Window.AllowsTransparency -- now you can create a layered window without using pinvoke, check out <https://laurenlavoie.com/avalon/162>

Xaml line numbers at runtime -- If you have a legal xaml, and it's the sort of error that gets caught at runtime rather than compile time, WPF wouldn't tell you the line number -- because xaml line numbers were thrown away after the compilation was done.  Until now, that is.  It's not on by default, because we didn't want to bloat your executable size, but if you put the following in your project file, you'll get line numbers at runtime.

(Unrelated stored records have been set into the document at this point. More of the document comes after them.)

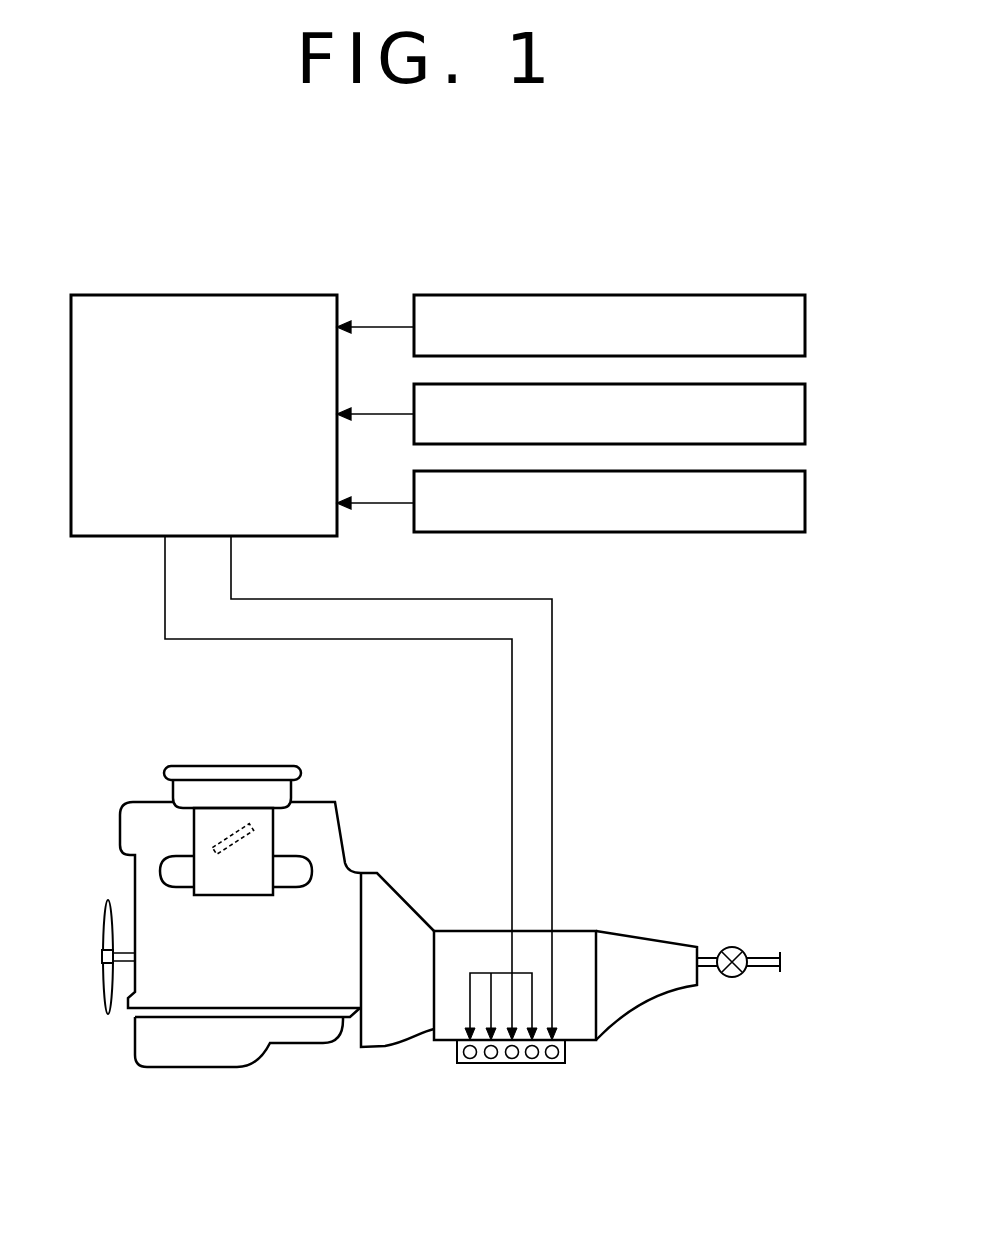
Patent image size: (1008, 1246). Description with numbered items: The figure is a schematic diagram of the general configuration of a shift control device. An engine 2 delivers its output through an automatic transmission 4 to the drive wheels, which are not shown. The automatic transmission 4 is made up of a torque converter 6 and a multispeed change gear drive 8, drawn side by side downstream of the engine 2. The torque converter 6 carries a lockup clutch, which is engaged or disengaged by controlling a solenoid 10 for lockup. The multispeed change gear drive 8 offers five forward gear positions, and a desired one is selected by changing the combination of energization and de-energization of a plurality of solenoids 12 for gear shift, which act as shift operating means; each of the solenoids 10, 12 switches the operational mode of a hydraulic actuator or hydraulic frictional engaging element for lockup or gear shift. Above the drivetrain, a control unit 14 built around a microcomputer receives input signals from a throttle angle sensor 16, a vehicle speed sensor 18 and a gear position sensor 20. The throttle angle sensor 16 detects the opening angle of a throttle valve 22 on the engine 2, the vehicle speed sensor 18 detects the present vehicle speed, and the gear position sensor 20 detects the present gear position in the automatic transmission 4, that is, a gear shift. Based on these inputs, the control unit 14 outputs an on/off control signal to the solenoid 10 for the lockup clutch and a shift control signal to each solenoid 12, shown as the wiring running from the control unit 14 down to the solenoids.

The engine 2 is at (205, 997).
The automatic transmission 4 is at (561, 1026).
The torque converter 6 is at (375, 1038).
The multispeed change gear drive 8 is at (440, 1038).
The solenoid for lockup 10 is at (544, 1050).
The solenoids for gear shift 12 is at (493, 1058).
The control unit 14 is at (206, 295).
The throttle angle sensor 16 is at (805, 328).
The vehicle speed sensor 18 is at (805, 415).
The gear position sensor 20 is at (805, 500).
The throttle valve 22 is at (227, 837).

<!-- under the <PropertyGroup> tag -->
<XamlDebuggingInformation>true</XamlDebuggingInformation>

GetValueSource -- ever wonder where a property got its value from?  Try this:

ValueSource s = DependencyPropertyHelper.GetValueSource(button, Button.ForegroundProperty);

That will tell you the category where the value came from, eg:

    public enum BaseValueSource
    {
        Default = 1,
        Inherited = 2,
        DefaultStyle = 3,
        DefaultStyleTrigger = 4,
        Style = 5,
        TemplateTrigger = 6,
        StyleTrigger = 7,
        ImplicitStyleReference = 8,
        ParentTemplate = 9,
        ParentTemplateTrigger = 10,
        Local = 11,
        ElementStoryboards = 12,
    }

(There's also flags for expression, animation, and coercion, which are really orthogonal steps in the property value calculation)

This is intended only as a debugging aid, please don't make your program logic conditional on this.  Please don't write a control that treats 5 differently if that 5 came from a style rather than the default value, that will confuse your users, and your code will break in future versions of WPF as we add more things to that enum.